Default Can Be Avoided in July If Treasury Can Weather June Cash Crunch: CBO
Default Can Be Avoided in July If Treasury Can Weather June Cash Crunch: CBO

By Andrew Moran

The U.S. government could avoid defaulting on its debt through July if the Treasury Department can receive enough revenue in June, according to the Congressional Budget Office (CBO).

The agency stated in its updated guidance that if the government can collect enough tax revenue and the Treasury continues employing its extraordinary measures, it “will probably allow the government to continue financing operations through at least the end of July.

But Washington still faces a “significant risk” of defaulting on its debt in the first two weeks of June, with CBO officials warning that the federal government may no longer be able to cover all its obligations after the middle of June.

In addition, according to the CBO, the uncertainty will persist for the rest of May.

“The extent to which the government will be able to fund the government’s ongoing operations will remain uncertain throughout May, even if the Treasury ultimately runs out of funds in early June,” the nonpartisan watchdog said in the latest report “That uncertainty exists because the timing and amount of revenue collections and outlays over the intervening weeks could differ from CBO’s projections.”

How the Treasury would respond if the U.S. government runs out of money and the extraordinary measures are no longer sufficient remains unclear. Government payments, such as federal grants, paychecks for federal workers, and food stamps, could largely be affected or postponed.

Treasury Secretary Janet Yellen at the Department of the Treasury in Washington, on April 21, 2023. (Alex Wong/Getty Images)

Should the Treasury default on the debt or delay payments, the CBO warned that “those actions could result in distress in credit markets, disruptions in economic activity and rapid increases in borrowing rates for the Treasury.”

Treasury Secretary Janet Yellen echoed these comments, warning that a failure to raise the debt ceiling “really impairs our credit rating.”

“We have to default on some obligation, whether it’s Treasurys or payments to Social Security recipients,” Yellen told Bloomberg TV on May 12. “That’s something America hasn’t done since 1789. And we shouldn’t start now. So we’ve not discussed what to do.”

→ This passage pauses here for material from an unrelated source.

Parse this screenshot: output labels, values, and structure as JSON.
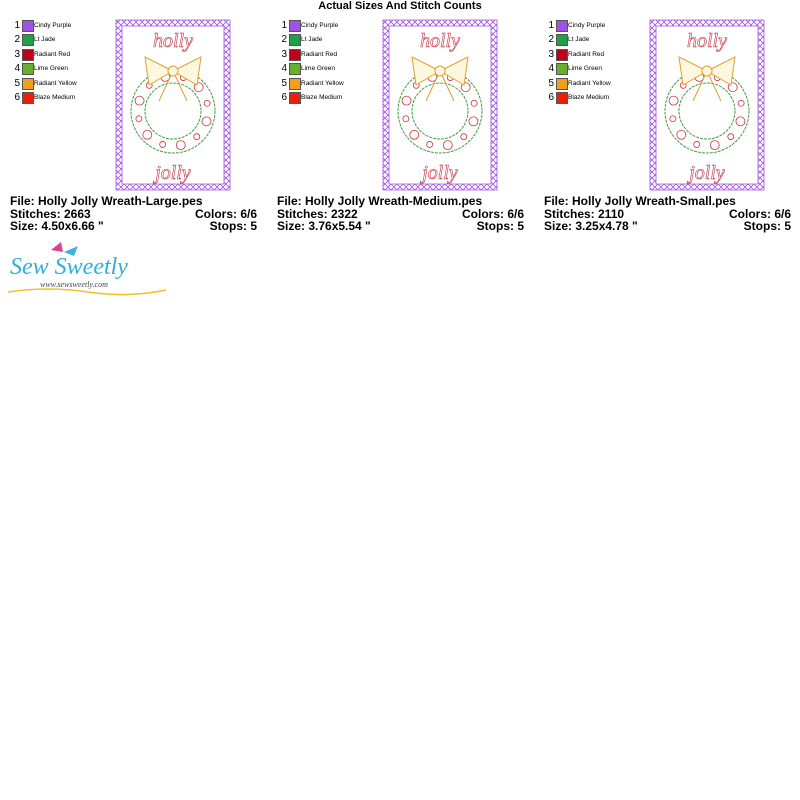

“If Congress doesn’t raise the debt ceiling, we face economic and financial catastrophe one way or the other,” she added.

During the debt-ceiling debate in 2011, Standard & Poor’s downgraded the U.S. credit rating for the first time ever, from AAA to AA+.

A meeting between President Joe Biden and House Speaker Kevin McCarthy (R-Calif.) had been scheduled for May 12, but it was postponed to next week because there was not “enough progress for the leaders to get back together.”

The president took to Twitter, accusing “MAGA House Republicans” of threatening to default “unless we give in to their demands.

“Their wish list could cut thousands of jobs—including wildland firefighters, National Park rangers, and workers who regulate water quality,” Biden wrote. “It doesn’t work for families.”

Press Secretary Karine Jean-Pierre called it “a manufactured crisis,” adding that there is “a lot of urgency” to resolve this “potential devastation” for the economy and American households.

“This is an incredibly important point that we’re in that’s why the [resident has used his bully pulpit for the past several months since February saying, Congress needs to act, Congress needs to move forward, Congress needs to do their constitutional duty. So we’re going to continue to do that,” Jean-Pierre told reporters from the White House.

Update to the Budget Deficit

In a separate report, the CBO also updated its 2023 projection for the federal budget deficit, increasing it to $1.5 trillion. However, it stated that the “estimate is subject to considerable uncertainty, though, in part because of a recent shortfall in tax revenues.”

It also projects that the budget deficit will rise to $2.9 trillion by 2033. The report further revised the cumulative deficit through 2033 upward by $51 billion, to $20.314 trillion.

In April, the U.S. government reported a budget surplus of $176 billion, down from $308 billion at the same time a year ago, according to the Treasury’s latest Monthly Treasury Statement. This was also below the consensus estimate of $235 billion. For the first seven months of the current fiscal year, the federal deficit stands at $925 billion.

The Committee for a Responsible Federal Budget (CRFB) confirmed that the 12-month rolling deficit (from May 2022 to April 2023) is $1.942 trillion.

Maya MacGuineas, the CRFB president, agreed that it is necessary to raise the debt limit immediately “without drama and without any threat of default.” But President Joe Biden and lawmakers must “enact some budget savings and reforms.”

“Inflation and interest rates are too high, and our fiscal path is unsustainable. We need over $8 trillion of 10-year deficit reduction just to hold debt at its current share of the economy,” she said in a statement.

“With inflation surging and debt approaching a record share of the economy, there is little time to waste. And with the debt limit deadline well in sight, lawmakers must act as soon as possible to make sure the country can pay its bills. Default cannot be an option.”